After the MtGox hack, Tokyo put in place tough rules that later protected FTX customers. Now, from that secure base, it’s moving to allow blockchain technologies to flourish.
More than a million investors around the world were left stranded when FTX suddenly collapsed in November with an astonishing hole, estimated at $8.7 billion, in its balance sheet. The cryptocurrency exchange and its 130-plus affiliates have been operating in bankruptcy for five months, and a new management team claims to have recovered $7.3 billion of the missing cash and tokens. Yet only one component of the company has returned money to clients.
FTX’s Japanese unit allowed all verified accounts to resume withdrawals on February 21. As of April 25, nearly 10,000 individual and corporate clients had withdrawn crypto and cash worth approximately 23.4 billion yen ($175.4 million), according to the company.
Count this as a victory for Japan’s financial regulators and the strict rules they’ve put in place to protect consumers in the wild and wooly world of crypto.

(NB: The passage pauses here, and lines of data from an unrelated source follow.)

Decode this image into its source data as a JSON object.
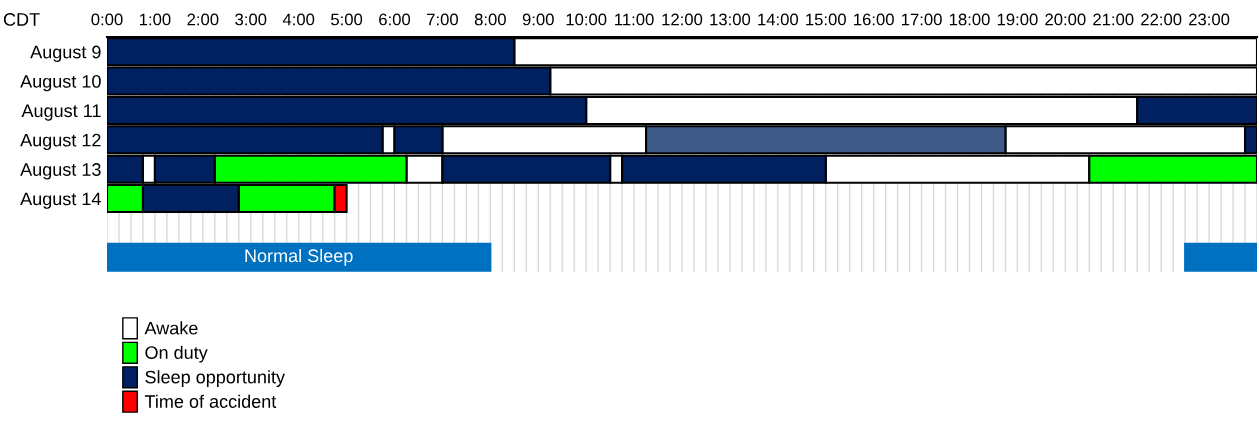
{
  "chart_data": {
    "type": "bar",
    "orientation": "horizontal",
    "ylabel": "CDT",
    "categories": [
      "August 9",
      "August 10",
      "August 11",
      "August 12",
      "August 13",
      "August 14",
      null,
      null
    ],
    "xlim": [
      0,
      24
    ],
    "xticks": [
      {
        "value": 0,
        "label": "0:00"
      },
      {
        "value": 1,
        "label": "1:00"
      },
      {
        "value": 2,
        "label": "2:00"
      },
      {
        "value": 3,
        "label": "3:00"
      },
      {
        "value": 4,
        "label": "4:00"
      },
      {
        "value": 5,
        "label": "5:00"
      },
      {
        "value": 6,
        "label": "6:00"
      },
      {
        "value": 7,
        "label": "7:00"
      },
      {
        "value": 8,
        "label": "8:00"
      },
      {
        "value": 9,
        "label": "9:00"
      },
      {
        "value": 10,
        "label": "10:00"
      },
      {
        "value": 11,
        "label": "11:00"
      },
      {
        "value": 12,
        "label": "12:00"
      },
      {
        "value": 13,
        "label": "13:00"
      },
      {
        "value": 14,
        "label": "14:00"
      },
      {
        "value": 15,
        "label": "15:00"
      },
      {
        "value": 16,
        "label": "16:00"
      },
      {
        "value": 17,
        "label": "17:00"
      },
      {
        "value": 18,
        "label": "18:00"
      },
      {
        "value": 19,
        "label": "19:00"
      },
      {
        "value": 20,
        "label": "20:00"
      },
      {
        "value": 21,
        "label": "21:00"
      },
      {
        "value": 22,
        "label": "22:00"
      },
      {
        "value": 23,
        "label": "23:00"
      }
    ],
    "legend": "bottom left",
    "grid": "x",
    "series": [
      {
        "name": "Awake",
        "color": "#ffffff",
        "base": [
          8.5,
          9.25,
          10,
          5.75,
          0.75,
          null,
          null,
          null
        ],
        "values": [
          15.5,
          14.75,
          11.5,
          0.25,
          0.25,
          null,
          null,
          null
        ]
      },
      {
        "color": "#ffffff",
        "base": [
          null,
          null,
          null,
          7,
          6.25,
          null,
          null,
          null
        ],
        "values": [
          null,
          null,
          null,
          4.25,
          0.75,
          null,
          null,
          null
        ]
      },
      {
        "color": "#ffffff",
        "base": [
          null,
          null,
          null,
          18.75,
          10.5,
          null,
          null,
          null
        ],
        "values": [
          null,
          null,
          null,
          5,
          0.25,
          null,
          null,
          null
        ]
      },
      {
        "color": "#ffffff",
        "base": [
          null,
          null,
          null,
          null,
          15,
          null,
          null,
          null
        ],
        "values": [
          null,
          null,
          null,
          null,
          5.5,
          null,
          null,
          null
        ]
      },
      {
        "name": "On duty",
        "color": "#00ff00",
        "base": [
          null,
          null,
          null,
          null,
          2.25,
          0,
          null,
          null
        ],
        "values": [
          null,
          null,
          null,
          null,
          4,
          0.75,
          null,
          null
        ]
      },
      {
        "color": "#00ff00",
        "base": [
          null,
          null,
          null,
          null,
          20.5,
          2.75,
          null,
          null
        ],
        "values": [
          null,
          null,
          null,
          null,
          3.5,
          2,
          null,
          null
        ]
      },
      {
        "name": "Sleep opportunity",
        "color": "#002060",
        "base": [
          0,
          0,
          0,
          0,
          0,
          0.75,
          null,
          null
        ],
        "values": [
          8.5,
          9.25,
          10,
          5.75,
          0.75,
          2,
          null,
          null
        ]
      },
      {
        "color": "#002060",
        "base": [
          null,
          null,
          21.5,
          6,
          1,
          null,
          null,
          null
        ],
        "values": [
          null,
          null,
          2.5,
          1,
          1.25,
          null,
          null,
          null
        ]
      },
      {
        "color": "#002060",
        "base": [
          null,
          null,
          null,
          23.75,
          7,
          null,
          null,
          null
        ],
        "values": [
          null,
          null,
          null,
          0.25,
          3.5,
          null,
          null,
          null
        ]
      },
      {
        "color": "#002060",
        "base": [
          null,
          null,
          null,
          null,
          10.75,
          null,
          null,
          null
        ],
        "values": [
          null,
          null,
          null,
          null,
          4.25,
          null,
          null,
          null
        ]
      },
      {
        "color": "#3e5a86",
        "base": [
          null,
          null,
          null,
          11.25,
          null,
          null,
          null,
          null
        ],
        "values": [
          null,
          null,
          null,
          7.5,
          null,
          null,
          null,
          null
        ]
      },
      {
        "name": "Time of accident",
        "color": "#ff0000",
        "base": [
          null,
          null,
          null,
          null,
          null,
          4.75,
          null,
          null
        ],
        "values": [
          null,
          null,
          null,
          null,
          null,
          0.25,
          null,
          null
        ]
      },
      {
        "name": "Normal Sleep",
        "color": "#0070c0",
        "base": [
          null,
          null,
          null,
          null,
          null,
          null,
          null,
          0
        ],
        "values": [
          null,
          null,
          null,
          null,
          null,
          null,
          null,
          8
        ]
      },
      {
        "color": "#0070c0",
        "base": [
          null,
          null,
          null,
          null,
          null,
          null,
          null,
          22.5
        ],
        "values": [
          null,
          null,
          null,
          null,
          null,
          null,
          null,
          1.5
        ]
      }
    ]
  }
}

Japan cracked down with safety and soundness rules from a unified regulator after two big exchange hacks. But now, from that stable (and some in the industry would say overly restrictive) base, it’s seeking to come up with a strategy to become a leader in the collection of mostly decentralized, blockchain-based technologies known as web 3. The U.S., by contrast, has arguably been open to more innovation, but its dueling oversight agencies and lack of rules have created gaps in oversight and a culture of regulation by enforcement that makes strategic planning perilous.
Japan, an early adopter of digital assets, learned the value of regulation early and the hard way, through what remains arguably the most notorious crypto hack ever–the 2014 plunder of 800,000 bitcoins from MtGox, which had been the world’s largest bitcoin exchange. Four years later, Coincheck, another cryptocurrency exchange based in Tokyo, was robbed of $500 million worth of NEM blockchain’s xem coins.

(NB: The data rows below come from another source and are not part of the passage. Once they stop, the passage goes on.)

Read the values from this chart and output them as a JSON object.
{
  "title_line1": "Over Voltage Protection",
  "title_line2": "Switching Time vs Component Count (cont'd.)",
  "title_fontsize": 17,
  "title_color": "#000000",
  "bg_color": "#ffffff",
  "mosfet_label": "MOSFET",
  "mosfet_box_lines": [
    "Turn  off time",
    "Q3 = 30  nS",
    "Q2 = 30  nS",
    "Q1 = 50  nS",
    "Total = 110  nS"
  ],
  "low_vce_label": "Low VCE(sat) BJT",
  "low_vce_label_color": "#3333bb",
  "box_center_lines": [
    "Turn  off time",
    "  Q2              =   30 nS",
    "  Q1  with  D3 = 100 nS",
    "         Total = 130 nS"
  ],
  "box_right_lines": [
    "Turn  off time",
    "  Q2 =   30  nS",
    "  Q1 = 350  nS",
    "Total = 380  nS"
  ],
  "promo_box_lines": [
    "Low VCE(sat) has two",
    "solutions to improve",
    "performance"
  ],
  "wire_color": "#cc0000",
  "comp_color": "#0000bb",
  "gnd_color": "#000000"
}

“The drama and shakeup that the U.S. is experiencing around Sam Bankman-Fried, FTX, the Bahamas situation is not relevant in Japan,” says Sheila Warren, CEO of the Crypto Council for Innovation, a Washington, D.C.-based group that advocates for the industry worldwide. That’s because Japan has already been there and done that.
After the MtGox and Coincheck shocks, Japan’s primary financial regulator, the Financial Services Agency (FSA), tightened rules on crypto exchanges, notes Ananya Kumar, associate director of digital currencies at the Atlantic Council’s GeoEconomics Center, the think tank’s unit addressing foreign policy, finance, and economics.
The FSA’s rules include:
- Customer and company assets must be held separately, with holdings verified in annual audits.

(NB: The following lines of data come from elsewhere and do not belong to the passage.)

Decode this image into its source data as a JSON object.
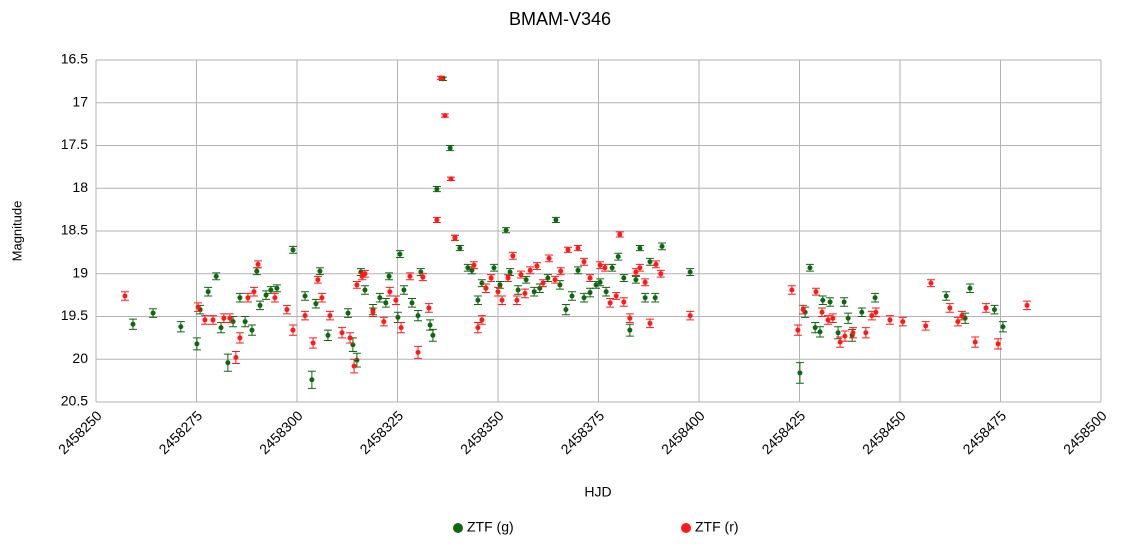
{
  "chart_data": {
    "type": "scatter",
    "title": "BMAM-V346",
    "xlabel": "HJD",
    "ylabel": "Magnitude",
    "xlim": [
      2458250,
      2458500
    ],
    "xticks": [
      2458250,
      2458275,
      2458300,
      2458325,
      2458350,
      2458375,
      2458400,
      2458425,
      2458450,
      2458475,
      2458500
    ],
    "ylim": [
      16.5,
      20.5
    ],
    "yticks": [
      16.5,
      17.0,
      17.5,
      18.0,
      18.5,
      19.0,
      19.5,
      20.0,
      20.5
    ],
    "y_inverted": true,
    "grid": true,
    "legend": "bottom",
    "series": [
      {
        "name": "ZTF (g)",
        "color": "#116611",
        "x": [
          2458259.2,
          2458264.2,
          2458271.1,
          2458275.1,
          2458275.9,
          2458277.9,
          2458279.9,
          2458281.1,
          2458282.8,
          2458284.1,
          2458285.8,
          2458287.1,
          2458288.8,
          2458290.0,
          2458290.8,
          2458292.3,
          2458293.5,
          2458295.0,
          2458299.0,
          2458302.0,
          2458303.7,
          2458304.7,
          2458305.7,
          2458307.7,
          2458312.7,
          2458313.9,
          2458314.9,
          2458315.9,
          2458316.9,
          2458318.9,
          2458320.6,
          2458322.1,
          2458322.9,
          2458325.1,
          2458325.6,
          2458326.6,
          2458328.6,
          2458330.1,
          2458330.8,
          2458333.1,
          2458333.8,
          2458334.8,
          2458336.3,
          2458338.1,
          2458339.3,
          2458340.5,
          2458342.5,
          2458343.5,
          2458345.0,
          2458346.0,
          2458347.0,
          2458349.0,
          2458350.5,
          2458352.0,
          2458353.0,
          2458355.0,
          2458357.0,
          2458359.0,
          2458360.4,
          2458362.4,
          2458364.4,
          2458365.4,
          2458366.9,
          2458368.4,
          2458369.9,
          2458371.4,
          2458372.9,
          2458374.4,
          2458375.4,
          2458376.9,
          2458378.4,
          2458379.9,
          2458381.3,
          2458382.8,
          2458384.3,
          2458385.3,
          2458386.6,
          2458387.8,
          2458389.1,
          2458390.8,
          2458397.8,
          2458425.1,
          2458426.4,
          2458427.6,
          2458428.9,
          2458430.1,
          2458430.8,
          2458432.6,
          2458434.6,
          2458436.1,
          2458437.1,
          2458438.1,
          2458440.5,
          2458443.8,
          2458461.5,
          2458466.2,
          2458467.4,
          2458473.5,
          2458475.6
        ],
        "values": [
          19.59,
          19.46,
          19.62,
          19.82,
          19.42,
          19.21,
          19.03,
          19.63,
          20.04,
          19.56,
          19.28,
          19.56,
          19.66,
          18.97,
          19.37,
          19.25,
          19.19,
          19.17,
          18.72,
          19.26,
          20.24,
          19.35,
          18.97,
          19.72,
          19.46,
          19.83,
          20.01,
          18.98,
          19.19,
          19.42,
          19.28,
          19.34,
          19.03,
          19.51,
          18.77,
          19.19,
          19.34,
          19.49,
          18.98,
          19.6,
          19.72,
          18.01,
          16.72,
          17.53,
          18.58,
          18.7,
          18.93,
          18.96,
          19.31,
          19.11,
          19.17,
          18.93,
          19.13,
          18.49,
          18.98,
          19.19,
          19.07,
          19.21,
          19.17,
          19.05,
          18.37,
          19.13,
          19.42,
          19.26,
          18.96,
          19.28,
          19.22,
          19.13,
          19.1,
          19.21,
          18.93,
          18.8,
          19.05,
          19.66,
          19.07,
          18.7,
          19.28,
          18.86,
          19.28,
          18.68,
          18.98,
          20.16,
          19.45,
          18.93,
          19.63,
          19.68,
          19.31,
          19.33,
          19.69,
          19.33,
          19.52,
          19.72,
          19.45,
          19.28,
          19.26,
          19.52,
          19.17,
          19.42,
          19.62
        ],
        "errors": [
          0.06,
          0.05,
          0.06,
          0.07,
          0.05,
          0.05,
          0.04,
          0.06,
          0.1,
          0.06,
          0.05,
          0.06,
          0.06,
          0.04,
          0.05,
          0.05,
          0.04,
          0.04,
          0.04,
          0.05,
          0.1,
          0.05,
          0.04,
          0.06,
          0.05,
          0.08,
          0.08,
          0.04,
          0.05,
          0.06,
          0.05,
          0.05,
          0.04,
          0.06,
          0.04,
          0.05,
          0.05,
          0.06,
          0.04,
          0.06,
          0.07,
          0.03,
          0.02,
          0.03,
          0.03,
          0.03,
          0.04,
          0.04,
          0.05,
          0.04,
          0.05,
          0.04,
          0.04,
          0.03,
          0.04,
          0.05,
          0.04,
          0.05,
          0.05,
          0.04,
          0.03,
          0.05,
          0.06,
          0.05,
          0.04,
          0.05,
          0.05,
          0.04,
          0.04,
          0.05,
          0.04,
          0.04,
          0.04,
          0.07,
          0.04,
          0.03,
          0.05,
          0.04,
          0.05,
          0.04,
          0.04,
          0.12,
          0.06,
          0.04,
          0.06,
          0.06,
          0.05,
          0.05,
          0.07,
          0.05,
          0.06,
          0.07,
          0.05,
          0.05,
          0.05,
          0.06,
          0.05,
          0.05,
          0.06
        ]
      },
      {
        "name": "ZTF (r)",
        "color": "#ff1a1a",
        "x": [
          2458257.2,
          2458275.4,
          2458277.1,
          2458279.1,
          2458281.8,
          2458283.3,
          2458284.8,
          2458285.8,
          2458287.8,
          2458289.3,
          2458290.3,
          2458294.5,
          2458297.5,
          2458299.0,
          2458302.0,
          2458304.0,
          2458305.2,
          2458306.2,
          2458308.2,
          2458311.2,
          2458313.2,
          2458314.2,
          2458314.9,
          2458316.2,
          2458316.9,
          2458318.9,
          2458321.6,
          2458323.1,
          2458324.6,
          2458325.9,
          2458328.1,
          2458330.1,
          2458331.3,
          2458332.8,
          2458334.8,
          2458335.8,
          2458336.8,
          2458338.3,
          2458339.3,
          2458344.0,
          2458345.0,
          2458346.0,
          2458347.0,
          2458348.3,
          2458350.0,
          2458351.0,
          2458352.5,
          2458353.7,
          2458354.7,
          2458355.7,
          2458356.7,
          2458358.0,
          2458359.7,
          2458361.2,
          2458362.7,
          2458364.2,
          2458365.6,
          2458367.4,
          2458369.9,
          2458371.4,
          2458372.9,
          2458375.4,
          2458376.6,
          2458377.9,
          2458379.4,
          2458380.3,
          2458381.3,
          2458382.8,
          2458384.3,
          2458385.3,
          2458386.6,
          2458387.8,
          2458389.3,
          2458390.5,
          2458397.8,
          2458423.1,
          2458424.6,
          2458425.9,
          2458429.1,
          2458430.6,
          2458432.1,
          2458433.3,
          2458435.1,
          2458436.3,
          2458438.3,
          2458441.5,
          2458443.0,
          2458444.0,
          2458447.5,
          2458450.7,
          2458456.4,
          2458457.7,
          2458462.4,
          2458464.4,
          2458465.4,
          2458468.7,
          2458471.4,
          2458474.4,
          2458481.6
        ],
        "values": [
          19.26,
          19.39,
          19.54,
          19.54,
          19.52,
          19.52,
          19.98,
          19.75,
          19.28,
          19.21,
          18.89,
          19.28,
          19.42,
          19.66,
          19.49,
          19.81,
          19.07,
          19.28,
          19.49,
          19.69,
          19.75,
          20.08,
          19.13,
          19.03,
          19.0,
          19.45,
          19.56,
          19.21,
          19.31,
          19.63,
          19.03,
          19.92,
          19.04,
          19.4,
          18.37,
          16.71,
          17.15,
          17.89,
          18.58,
          18.9,
          19.63,
          19.54,
          19.17,
          19.05,
          19.21,
          19.31,
          19.05,
          18.79,
          19.31,
          19.01,
          19.23,
          18.96,
          18.91,
          19.11,
          18.82,
          19.07,
          18.97,
          18.72,
          18.7,
          18.86,
          19.05,
          18.9,
          18.93,
          19.34,
          19.26,
          18.54,
          19.33,
          19.52,
          18.98,
          18.93,
          19.1,
          19.58,
          18.89,
          19.0,
          19.49,
          19.19,
          19.66,
          19.42,
          19.21,
          19.45,
          19.54,
          19.52,
          19.8,
          19.73,
          19.69,
          19.69,
          19.49,
          19.45,
          19.54,
          19.56,
          19.61,
          19.11,
          19.4,
          19.56,
          19.49,
          19.8,
          19.4,
          19.82,
          19.37
        ],
        "errors": [
          0.05,
          0.05,
          0.05,
          0.05,
          0.05,
          0.05,
          0.07,
          0.06,
          0.05,
          0.05,
          0.04,
          0.05,
          0.05,
          0.06,
          0.05,
          0.06,
          0.04,
          0.05,
          0.05,
          0.06,
          0.06,
          0.08,
          0.04,
          0.04,
          0.04,
          0.05,
          0.05,
          0.05,
          0.05,
          0.06,
          0.04,
          0.07,
          0.04,
          0.05,
          0.03,
          0.02,
          0.02,
          0.02,
          0.03,
          0.04,
          0.06,
          0.05,
          0.05,
          0.04,
          0.05,
          0.05,
          0.04,
          0.04,
          0.05,
          0.04,
          0.05,
          0.04,
          0.04,
          0.04,
          0.04,
          0.04,
          0.04,
          0.03,
          0.03,
          0.04,
          0.04,
          0.04,
          0.04,
          0.05,
          0.04,
          0.03,
          0.05,
          0.05,
          0.04,
          0.04,
          0.04,
          0.05,
          0.04,
          0.04,
          0.05,
          0.05,
          0.06,
          0.05,
          0.04,
          0.05,
          0.05,
          0.05,
          0.06,
          0.06,
          0.06,
          0.06,
          0.05,
          0.05,
          0.05,
          0.05,
          0.05,
          0.04,
          0.05,
          0.05,
          0.05,
          0.06,
          0.05,
          0.06,
          0.05
        ]
      }
    ]
  }
}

- Investors can’t borrow more than twice their investments for leveraged trades on exchanges. (Many cryptocurrency exchanges, including Binance, allow trading at 100x leverage.)
- Exchanges must hold at least 95% of customer funds in cold wallets, which are not connected to the internet.
The measures proved instrumental in enabling clients of the Japanese subsidiary of FTX to withdraw their assets after its parent filed for bankruptcy in November. It remains unclear when other FTX clients will be able to get their money back, and how much of it they’ll get.